Et il fut très surpris lorsque le père Coutureau, d’un air mystérieux et grave, lui eut déclaré :
— C’est Fantômas qui a fait le coup et si j’avais pu m’en douter, j’aurais prévenu la police auparavant, car j’avais des indices.
— Des indices ? reprit Nalorgne. Lesquels, grands Dieux ?
— C’est-à-dire, poursuivit Coutureau, qui bâillait de plus en plus, que personnellement je n’en avais pas, mais ma fille était au courant de bien des choses, et ça se comprend, toute cette histoire-là, c’est encore des manigances à Fantômas.
Visiblement, le vieil habilleur faisait toutes sortes d’efforts pour parler clairement et s’exprimer avec netteté, mais cela lui était difficile, les vapeurs de l’ivresse et la fatigue qu’il éprouvait ne lui permettaient guère d’être précis. Nalorgne et Pérouzin, d’ailleurs, l’écoutaient sans grande attention. Ils étaient bien trop troublés pour cela. L’un et l’autre, toutefois, éprouvaient une grande satisfaction, se sentant très fiers de voir leur importance s’accroître soudain. Évidemment, le hasard venait de les mettre sur une piste fort intéressante. Mais il fallait jouer serré et ne pas agir en imbéciles, comme à l’ordinaire.
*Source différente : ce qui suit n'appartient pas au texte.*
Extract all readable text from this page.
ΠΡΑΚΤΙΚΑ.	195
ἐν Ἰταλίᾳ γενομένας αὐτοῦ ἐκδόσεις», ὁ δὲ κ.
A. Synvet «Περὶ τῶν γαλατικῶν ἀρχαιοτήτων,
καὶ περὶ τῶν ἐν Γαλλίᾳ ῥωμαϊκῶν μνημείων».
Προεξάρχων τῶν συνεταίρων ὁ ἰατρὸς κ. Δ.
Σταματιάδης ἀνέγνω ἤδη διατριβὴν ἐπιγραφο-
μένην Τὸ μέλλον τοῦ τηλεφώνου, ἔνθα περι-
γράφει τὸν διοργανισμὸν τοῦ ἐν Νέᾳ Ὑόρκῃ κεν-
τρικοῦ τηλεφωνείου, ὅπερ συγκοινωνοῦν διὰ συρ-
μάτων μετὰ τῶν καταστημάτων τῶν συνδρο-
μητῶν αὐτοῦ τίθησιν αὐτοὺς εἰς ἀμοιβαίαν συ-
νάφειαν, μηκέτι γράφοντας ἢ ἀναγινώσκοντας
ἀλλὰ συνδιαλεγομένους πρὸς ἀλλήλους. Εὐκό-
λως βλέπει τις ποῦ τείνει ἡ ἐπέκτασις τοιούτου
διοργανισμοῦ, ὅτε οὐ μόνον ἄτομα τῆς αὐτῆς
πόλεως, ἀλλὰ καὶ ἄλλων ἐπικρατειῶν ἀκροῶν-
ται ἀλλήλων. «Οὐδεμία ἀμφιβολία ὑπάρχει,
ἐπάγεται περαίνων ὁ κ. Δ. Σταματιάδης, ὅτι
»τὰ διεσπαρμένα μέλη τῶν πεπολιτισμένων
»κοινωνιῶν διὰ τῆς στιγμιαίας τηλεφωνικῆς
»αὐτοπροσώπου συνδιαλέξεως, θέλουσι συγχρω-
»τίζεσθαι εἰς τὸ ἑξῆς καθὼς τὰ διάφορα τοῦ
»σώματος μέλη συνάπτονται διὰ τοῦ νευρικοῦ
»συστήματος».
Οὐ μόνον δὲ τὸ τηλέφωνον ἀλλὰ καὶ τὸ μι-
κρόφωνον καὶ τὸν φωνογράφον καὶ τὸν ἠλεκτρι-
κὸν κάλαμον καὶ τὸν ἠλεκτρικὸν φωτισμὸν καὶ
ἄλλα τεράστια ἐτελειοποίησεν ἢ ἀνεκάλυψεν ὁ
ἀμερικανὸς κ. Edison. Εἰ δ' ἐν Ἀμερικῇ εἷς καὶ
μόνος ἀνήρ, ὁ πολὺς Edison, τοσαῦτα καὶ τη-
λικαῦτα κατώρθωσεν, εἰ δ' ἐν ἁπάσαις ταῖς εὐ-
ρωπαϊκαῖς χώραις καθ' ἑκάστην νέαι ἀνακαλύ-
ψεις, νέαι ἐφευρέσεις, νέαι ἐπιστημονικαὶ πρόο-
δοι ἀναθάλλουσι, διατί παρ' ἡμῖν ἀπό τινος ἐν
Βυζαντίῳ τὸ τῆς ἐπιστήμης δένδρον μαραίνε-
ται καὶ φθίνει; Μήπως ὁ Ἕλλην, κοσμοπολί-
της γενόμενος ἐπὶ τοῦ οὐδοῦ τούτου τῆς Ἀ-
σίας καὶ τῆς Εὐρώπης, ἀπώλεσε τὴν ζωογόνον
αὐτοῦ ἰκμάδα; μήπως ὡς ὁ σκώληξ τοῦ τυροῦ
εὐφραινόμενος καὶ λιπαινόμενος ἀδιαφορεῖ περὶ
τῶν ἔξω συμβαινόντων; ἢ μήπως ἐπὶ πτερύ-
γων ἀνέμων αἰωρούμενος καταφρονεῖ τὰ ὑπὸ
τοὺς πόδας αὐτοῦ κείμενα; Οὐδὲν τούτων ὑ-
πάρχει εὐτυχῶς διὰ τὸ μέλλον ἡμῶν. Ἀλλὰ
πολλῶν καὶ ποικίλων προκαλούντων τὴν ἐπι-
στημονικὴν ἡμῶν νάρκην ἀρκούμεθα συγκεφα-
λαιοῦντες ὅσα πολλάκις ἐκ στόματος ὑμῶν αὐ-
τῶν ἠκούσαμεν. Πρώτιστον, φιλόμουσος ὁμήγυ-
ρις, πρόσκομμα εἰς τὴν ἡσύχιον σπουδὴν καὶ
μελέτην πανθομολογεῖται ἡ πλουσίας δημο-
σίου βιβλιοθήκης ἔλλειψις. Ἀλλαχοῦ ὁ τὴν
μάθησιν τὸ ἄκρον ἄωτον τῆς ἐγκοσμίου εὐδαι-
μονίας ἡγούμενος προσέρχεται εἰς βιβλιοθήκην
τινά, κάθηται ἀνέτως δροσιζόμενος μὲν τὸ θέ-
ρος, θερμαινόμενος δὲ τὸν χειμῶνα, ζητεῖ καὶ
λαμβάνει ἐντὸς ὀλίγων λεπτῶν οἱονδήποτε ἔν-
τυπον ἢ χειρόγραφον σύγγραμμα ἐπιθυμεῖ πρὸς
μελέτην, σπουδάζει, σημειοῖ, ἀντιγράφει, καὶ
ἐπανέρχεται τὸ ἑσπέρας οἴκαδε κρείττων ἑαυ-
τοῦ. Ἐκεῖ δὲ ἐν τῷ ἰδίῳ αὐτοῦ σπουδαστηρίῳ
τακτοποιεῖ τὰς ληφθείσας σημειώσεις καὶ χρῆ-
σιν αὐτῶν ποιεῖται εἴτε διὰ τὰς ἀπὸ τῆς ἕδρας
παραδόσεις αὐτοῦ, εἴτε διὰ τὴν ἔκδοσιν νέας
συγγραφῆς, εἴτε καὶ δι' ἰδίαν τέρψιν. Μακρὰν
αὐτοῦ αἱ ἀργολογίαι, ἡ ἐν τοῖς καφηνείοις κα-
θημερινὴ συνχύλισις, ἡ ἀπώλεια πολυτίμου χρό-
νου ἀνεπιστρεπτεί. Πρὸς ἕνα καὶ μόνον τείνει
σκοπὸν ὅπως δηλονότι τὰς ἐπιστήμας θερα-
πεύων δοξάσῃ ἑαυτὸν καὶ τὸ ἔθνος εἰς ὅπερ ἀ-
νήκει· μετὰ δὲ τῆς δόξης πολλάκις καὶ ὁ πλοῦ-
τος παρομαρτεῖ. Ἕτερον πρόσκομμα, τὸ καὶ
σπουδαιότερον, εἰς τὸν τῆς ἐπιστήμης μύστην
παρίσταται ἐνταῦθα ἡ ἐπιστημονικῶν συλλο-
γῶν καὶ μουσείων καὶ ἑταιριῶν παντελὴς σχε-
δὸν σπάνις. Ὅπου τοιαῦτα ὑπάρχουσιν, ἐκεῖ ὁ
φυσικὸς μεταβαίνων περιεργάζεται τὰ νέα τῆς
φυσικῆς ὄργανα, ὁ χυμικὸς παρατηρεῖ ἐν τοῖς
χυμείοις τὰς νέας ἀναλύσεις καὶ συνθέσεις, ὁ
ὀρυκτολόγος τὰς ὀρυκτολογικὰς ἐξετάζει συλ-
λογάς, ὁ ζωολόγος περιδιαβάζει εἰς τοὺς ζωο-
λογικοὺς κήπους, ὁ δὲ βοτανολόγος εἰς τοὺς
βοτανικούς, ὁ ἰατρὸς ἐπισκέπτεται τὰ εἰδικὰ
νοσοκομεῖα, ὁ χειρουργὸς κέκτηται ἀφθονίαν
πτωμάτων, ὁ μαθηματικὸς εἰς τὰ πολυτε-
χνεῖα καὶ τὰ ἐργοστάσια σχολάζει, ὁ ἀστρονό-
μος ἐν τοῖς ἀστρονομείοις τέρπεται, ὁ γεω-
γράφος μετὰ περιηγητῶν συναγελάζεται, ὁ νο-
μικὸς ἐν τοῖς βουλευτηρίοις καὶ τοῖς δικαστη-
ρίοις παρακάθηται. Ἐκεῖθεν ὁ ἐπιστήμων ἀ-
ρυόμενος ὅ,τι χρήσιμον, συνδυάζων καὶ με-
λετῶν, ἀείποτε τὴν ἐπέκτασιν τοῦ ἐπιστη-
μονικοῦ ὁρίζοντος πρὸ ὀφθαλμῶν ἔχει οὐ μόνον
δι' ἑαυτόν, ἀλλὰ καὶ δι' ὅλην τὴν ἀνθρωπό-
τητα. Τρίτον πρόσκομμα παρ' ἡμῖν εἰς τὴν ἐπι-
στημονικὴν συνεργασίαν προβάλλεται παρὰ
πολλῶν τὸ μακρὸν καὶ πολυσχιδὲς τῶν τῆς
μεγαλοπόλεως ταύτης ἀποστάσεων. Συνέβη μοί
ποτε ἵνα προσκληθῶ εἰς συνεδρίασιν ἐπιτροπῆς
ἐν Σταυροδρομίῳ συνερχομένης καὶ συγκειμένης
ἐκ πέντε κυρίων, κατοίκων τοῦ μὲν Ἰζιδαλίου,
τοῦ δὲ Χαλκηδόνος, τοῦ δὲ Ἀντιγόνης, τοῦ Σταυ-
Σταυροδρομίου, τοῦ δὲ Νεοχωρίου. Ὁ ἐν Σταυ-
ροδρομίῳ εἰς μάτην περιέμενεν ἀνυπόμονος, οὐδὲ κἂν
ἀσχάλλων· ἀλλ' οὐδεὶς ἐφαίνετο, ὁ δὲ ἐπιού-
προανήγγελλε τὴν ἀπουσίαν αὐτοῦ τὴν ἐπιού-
Et Nalorgne traduisait la pensée de Pérouzin, lorsque affectant un air cordial et sympathique, il dit au père Coutureau :
— Dites donc, vieux copain, c’est pas tout ça, on était venu dire à votre fille qu’elle en avait fini avec ces histoires de vol. Eh bien, m’est avis qu’il faut arroser cette bonne nouvelle !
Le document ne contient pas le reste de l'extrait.